Mengedepankan protokol ketat dan tak mengabaikan ancaman Virus. Ia percaya kekuatan doa tetap berperan dalam menunjang kesehatan. Mobilitas yang tinggi tak pernah membuatnya melewatkan salat 5 waktu.

 
“Jadi saya selalu katakan kepada masyarakat biar kau kerja 3-4 orang tetap jaga jarak, cuci tangan kemudian pakai masker ditambah lagi satu kekuatan yaitu kekuatan doa. Jadi saya tanya kepada masyarakat, kalau kau laki-laki selamatkan dirimu, istrimu dan anak-anakmu dari Covid-19. Ini untuk keluarga.”

 

“Jadi karena saya ini bupati, luas sekali saya punya doa. Jadi saya mau menyelamatkan diriku, istriku dan anak-anakku kemudian masyarakat Sidrap, kemudian masyarakat Sulsel, kemudian Indonesia dan yang terpenting lagi, dunia. Terutama kaum muslim dan muslimah. Ini doa saya tiap hari. Dan saya lakukan 3 kali sehari. Menyangkut soal kesehatan saya, ya Alhamdulillah saya juga minta sama Tuhan biar selalu diberi kesehatan. Jadi kita berdoa dan meminta sesuai kebutuhan kita, jangan minta yang macam-macam.Jadi dzikir kita kepada tuhan tidak pernah lepas,” ujarnya.

 

Tetap Tenang dan Jangan Panik

Tidak semua kepala daerah melalui masa sulit pandemi seperti saat ini. Dollah Mando sadar betul dibutuhkan ketenangan untuk menjaga stabilitas daerah yang dipimpinnya. Agar masalah kesehatan dapat berjalan beriringan dengan proses pemulihan ekonomi bagi warga.

 

“Setiap Bupati lain kebijakannya, kalau saya itu tenang saja kita hadapi dan berupaya mencari cara untuk jalan keluar kemudian kita berdoa karena kalau kita sudah mulai tidak tenang. Bisa-bisa kita tidak tidur. Bisa saja orang yang kena virus Corona nyenyak tidurnya, kita tidak. Lama-lama itu penyakit pindah sama kita. Jadi jangan panik,” katanya. 

 

Menghadapi kondisi dan kebiasaan yang serba baru membutuhkan inovasi yang tepat bagi seorang Pemimpin.Selain harus menjadi contoh yang baik bagi masyarakatnya, Dollah Mando juga rutin menjaga kebugaran tubuh agar tetap sehat selama menjalankan Pemerintahan.
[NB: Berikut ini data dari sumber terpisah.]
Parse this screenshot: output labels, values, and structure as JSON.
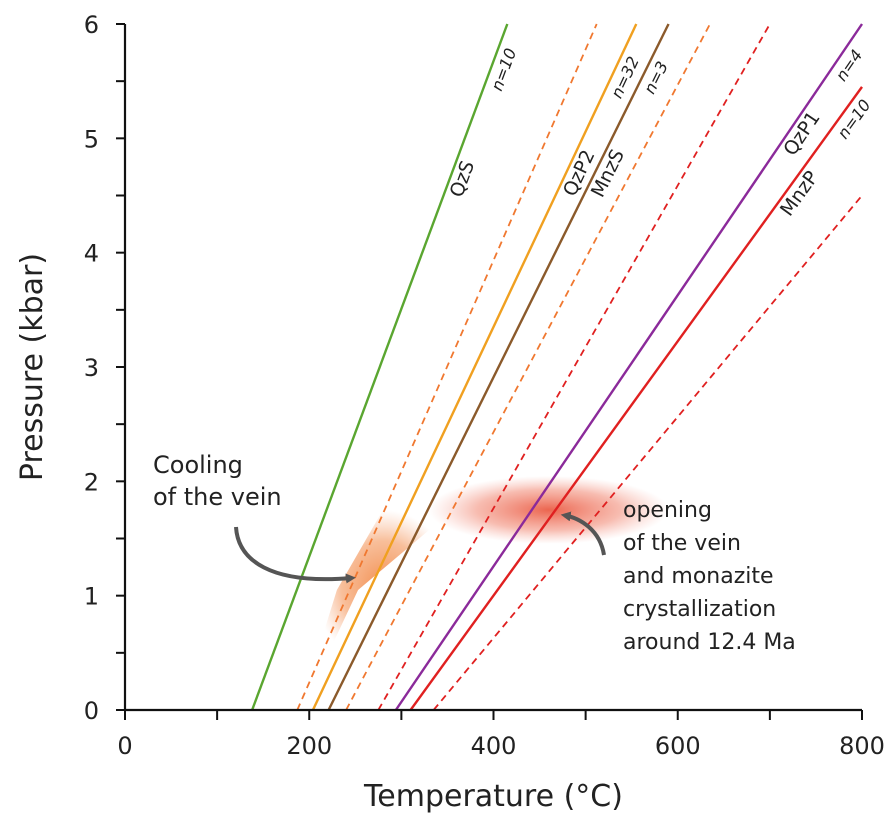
{
  "chart_data": {
    "type": "line",
    "xlabel": "Temperature (°C)",
    "ylabel": "Pressure (kbar)",
    "xlim": [
      0,
      800
    ],
    "ylim": [
      0,
      6
    ],
    "xticks": [
      "0",
      "200",
      "400",
      "600",
      "800"
    ],
    "yticks": [
      "0",
      "1",
      "2",
      "3",
      "4",
      "5",
      "6"
    ],
    "grid": false,
    "series": [
      {
        "name": "QzS",
        "n_label": "n=10",
        "color": "#5aa630",
        "style": "solid",
        "x": [
          138,
          415
        ],
        "y": [
          0,
          6
        ]
      },
      {
        "name": "QzP2",
        "n_label": "n=32",
        "color": "#f0a020",
        "style": "solid",
        "x": [
          204,
          555
        ],
        "y": [
          0,
          6
        ]
      },
      {
        "name": "",
        "color": "#f07830",
        "style": "dashed",
        "x": [
          187,
          512
        ],
        "y": [
          0,
          6
        ]
      },
      {
        "name": "",
        "color": "#f07830",
        "style": "dashed",
        "x": [
          240,
          635
        ],
        "y": [
          0,
          6
        ]
      },
      {
        "name": "MnzS",
        "n_label": "n=3",
        "color": "#8b5a2b",
        "style": "solid",
        "x": [
          221,
          590
        ],
        "y": [
          0,
          6
        ]
      },
      {
        "name": "",
        "color": "#e02020",
        "style": "dashed",
        "x": [
          275,
          700
        ],
        "y": [
          0,
          6
        ]
      },
      {
        "name": "QzP1",
        "n_label": "n=4",
        "color": "#8b2a9a",
        "style": "solid",
        "x": [
          294,
          800
        ],
        "y": [
          0,
          6
        ]
      },
      {
        "name": "MnzP",
        "n_label": "n=10",
        "color": "#e02020",
        "style": "solid",
        "x": [
          310,
          800
        ],
        "y": [
          0,
          5.45
        ]
      },
      {
        "name": "",
        "color": "#e02020",
        "style": "dashed",
        "x": [
          335,
          800
        ],
        "y": [
          0,
          4.5
        ]
      }
    ],
    "regions": [
      {
        "id": "cooling",
        "color": "#f07a30",
        "x": [
          270,
          280,
          230,
          205,
          215,
          253,
          356,
          346
        ],
        "y": [
          1.75,
          1.75,
          1.05,
          0.4,
          0.4,
          1.05,
          1.75,
          1.75
        ]
      },
      {
        "id": "opening",
        "color": "#e84a30",
        "center": [
          460,
          1.75
        ]
      }
    ],
    "annotations": [
      {
        "lines": [
          "Cooling",
          "of the vein"
        ],
        "arrow_to": [
          255,
          1.05
        ]
      },
      {
        "lines": [
          "opening",
          "of the vein",
          "and monazite",
          "crystallization",
          "around 12.4 Ma"
        ],
        "arrow_to": [
          462,
          1.72
        ]
      }
    ]
  }
}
“Kemudian selalu kita berinovasi mencari solusi kalau saya menghadapi ini selalu berdoa dan jaga kesehatan. Caraku menjaga kesehatan ada 2. Jadi kalau saya di lapangan kurang enak saya punya perasaan harus konsumsi obat, jangan nanti parah baru makan obat. Kalau Tidak saya lakukan pencegahan. Setiap saya keluar ke lapangan, panas saya punya badan, saya langsung makan obat. Jadi pencegahanya itu yang saya pakai terus.Kemudian untuk kebugaran tubuh, saya pakai vitamin. Terutama vitamin C.” 

 

“Jadi itu yang paling penting tadi, jaga kesehatan, rajin minum obat kemudian berdoa. Jadi kalau itu diterapkan Insya Allah kita bebas dari Covid ini.  Artinya tindakan saya ini juga berdasarkan saran dokter karena sarannya dokter bahwa memang jangan stres. Jadi awalnya saya takut dengan Virus Corona karena penyakit baru. Tapi sekarang ini saya punya target satu tahun saja ini virus ditakuti masyarakat setelah itu penyakit ini sama dengan penyakit malaria, kolera dan dianggap biasa,” pungkasnya.